LARI
Semalam, hujan jatuh seperti
dikayuh. Segelas kopi tandas dalam sekejap. Sekedar penghangat sambil lalu. Aku
masih di depan layar komputer sampai kabar itu tiba. Dia kembali. Mimpi buruk.
Sejauh apa, aku harus lari? Lari dari bayanganku sendiri, jelas mustahil.
Sebuah pesan singkat, sebuah
penanda ancaman mimpi buruk baru saja dimulai. Aku ke tempatmu, besok. Begitu katanya.
Ke tempatku? Besok? Memangnya dia tahu dari mana keberadaanku? Aku mulai merasa
serupa hewan buruan. Kami bermain petak umpet, hanya saja, aku selalu jadi
pihak yang bersembunyi, dia pihak yang mencari. Sungguh ini bukan sekedar
pencarian biasa. Dia telah menjadikanku sebagai bulan-bulanan.
Lelah, baiklah, aku menyerah. Tak
pernah ada saat yang tepat, kapan harus menghadapinya. Kali ini aku akan diam
saja, menghadapinya. Namun bayangan mimpi buruk itu menyergap lebih pekat. Rasa
takut membanjiri seluruh tubuh. Mereka-reka apa yang akan diperbuatnya adalah
pekerjaan sia-sia. Dia adalah sosok tak tertuga. Tapi aku ingin mencoba suatu
hal, benarkah dia bisa menemukanku? Aku bergegas menghampiri kendaraan
bermotor, menyambar tas dan jaket sekenanya. Pergi ke suatu tempat yang
barangkali tak pernah dia duga.
Aku duduk di meja kafe dengan
pemandangan menghadap jalan. Sengaja kupilih meja yang dilalui banyak orang. Di
sini, aku akan aman. Sekarang sudah pukul sebelas, sebentar lagi orang akan
berdatangan mencari makan siang. Benar saja, semakin banyak orang mengisi kafe.

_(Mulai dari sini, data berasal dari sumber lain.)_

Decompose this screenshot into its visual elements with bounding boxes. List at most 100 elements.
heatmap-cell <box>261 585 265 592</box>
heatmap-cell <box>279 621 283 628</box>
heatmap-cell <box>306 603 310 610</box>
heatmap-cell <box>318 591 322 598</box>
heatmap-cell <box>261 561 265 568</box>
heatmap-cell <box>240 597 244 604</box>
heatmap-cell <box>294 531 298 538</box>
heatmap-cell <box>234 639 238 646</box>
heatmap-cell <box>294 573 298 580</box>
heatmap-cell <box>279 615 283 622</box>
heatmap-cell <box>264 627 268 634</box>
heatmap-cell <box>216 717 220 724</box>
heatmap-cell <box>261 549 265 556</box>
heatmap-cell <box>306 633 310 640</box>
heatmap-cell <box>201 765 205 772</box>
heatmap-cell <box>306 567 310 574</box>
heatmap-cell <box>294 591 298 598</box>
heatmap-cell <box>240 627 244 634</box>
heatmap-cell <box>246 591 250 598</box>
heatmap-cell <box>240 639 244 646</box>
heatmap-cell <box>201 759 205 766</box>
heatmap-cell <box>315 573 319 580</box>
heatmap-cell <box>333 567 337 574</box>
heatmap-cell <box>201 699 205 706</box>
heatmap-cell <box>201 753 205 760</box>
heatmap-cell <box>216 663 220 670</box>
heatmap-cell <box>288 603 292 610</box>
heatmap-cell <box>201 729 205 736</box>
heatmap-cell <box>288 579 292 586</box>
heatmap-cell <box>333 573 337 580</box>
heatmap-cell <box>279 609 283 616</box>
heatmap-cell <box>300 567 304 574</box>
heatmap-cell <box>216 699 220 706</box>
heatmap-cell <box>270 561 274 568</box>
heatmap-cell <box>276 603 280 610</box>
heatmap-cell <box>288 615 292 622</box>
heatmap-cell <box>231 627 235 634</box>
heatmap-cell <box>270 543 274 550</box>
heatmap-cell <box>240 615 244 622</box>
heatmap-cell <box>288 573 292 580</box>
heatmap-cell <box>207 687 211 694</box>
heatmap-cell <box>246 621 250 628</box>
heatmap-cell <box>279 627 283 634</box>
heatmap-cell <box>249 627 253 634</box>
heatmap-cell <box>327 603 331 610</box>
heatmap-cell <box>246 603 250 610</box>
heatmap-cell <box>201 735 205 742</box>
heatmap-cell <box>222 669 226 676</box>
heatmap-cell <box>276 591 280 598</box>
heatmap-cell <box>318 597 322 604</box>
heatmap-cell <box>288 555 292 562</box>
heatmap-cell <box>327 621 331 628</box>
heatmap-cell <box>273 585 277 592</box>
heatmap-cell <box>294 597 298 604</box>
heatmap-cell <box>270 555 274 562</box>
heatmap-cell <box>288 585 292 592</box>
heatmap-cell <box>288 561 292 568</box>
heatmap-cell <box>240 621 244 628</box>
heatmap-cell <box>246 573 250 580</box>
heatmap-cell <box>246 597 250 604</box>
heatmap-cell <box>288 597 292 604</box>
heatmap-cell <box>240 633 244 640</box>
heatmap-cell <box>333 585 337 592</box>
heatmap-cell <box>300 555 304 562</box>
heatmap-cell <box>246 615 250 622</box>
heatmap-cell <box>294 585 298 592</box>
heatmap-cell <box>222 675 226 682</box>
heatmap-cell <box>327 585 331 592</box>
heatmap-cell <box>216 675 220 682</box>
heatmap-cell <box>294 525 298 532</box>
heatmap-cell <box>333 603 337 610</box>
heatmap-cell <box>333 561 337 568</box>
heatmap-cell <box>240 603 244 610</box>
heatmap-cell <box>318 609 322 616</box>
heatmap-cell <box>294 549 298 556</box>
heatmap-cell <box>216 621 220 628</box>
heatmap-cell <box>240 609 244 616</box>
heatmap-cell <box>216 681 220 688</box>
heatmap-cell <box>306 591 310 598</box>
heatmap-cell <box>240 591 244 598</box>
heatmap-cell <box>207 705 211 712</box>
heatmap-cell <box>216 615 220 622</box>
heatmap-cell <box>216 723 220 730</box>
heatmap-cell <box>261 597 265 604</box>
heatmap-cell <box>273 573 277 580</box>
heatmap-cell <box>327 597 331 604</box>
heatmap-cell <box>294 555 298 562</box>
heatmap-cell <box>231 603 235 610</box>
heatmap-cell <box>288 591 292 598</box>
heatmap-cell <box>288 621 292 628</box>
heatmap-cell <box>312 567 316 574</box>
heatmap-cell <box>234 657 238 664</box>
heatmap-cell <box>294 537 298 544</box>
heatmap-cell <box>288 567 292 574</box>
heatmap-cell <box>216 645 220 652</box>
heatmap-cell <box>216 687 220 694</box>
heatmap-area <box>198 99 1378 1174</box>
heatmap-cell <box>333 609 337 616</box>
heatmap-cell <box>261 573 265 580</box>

Aku hanya memesan segelas kopi dan kue kecil.
“Seleramu telah berubah ya?”
tegurnya dari arah depan. Sepersekian detik, jantungku berhenti berdetak. Dia menemukanku.
Aku tertegun.
Dengan santai, dia duduk di
hadapanku. Memesan segelas kopi dan kue kecil yang sama denganku.
Aku tetap diam. Dia berusaha
berkelakar. Dia juga banyak berubah, lebih humoris dan menyenangkan. Kalau saja
aku tidak menaruh benteng tebal, kami akan bercakap seperti kawan lama, sahabat
karib lebih tepatnya.
Dia menyadari betapa aku tetap
bersikukuh tidak mengatakan sesuatu. Dia menyodorkan sebuah surat. Tipis.
“Pergi”, hanya itu yang keluar
dari mulutku. Bahkan surat tipis itu tidak kusentuh sama sekali.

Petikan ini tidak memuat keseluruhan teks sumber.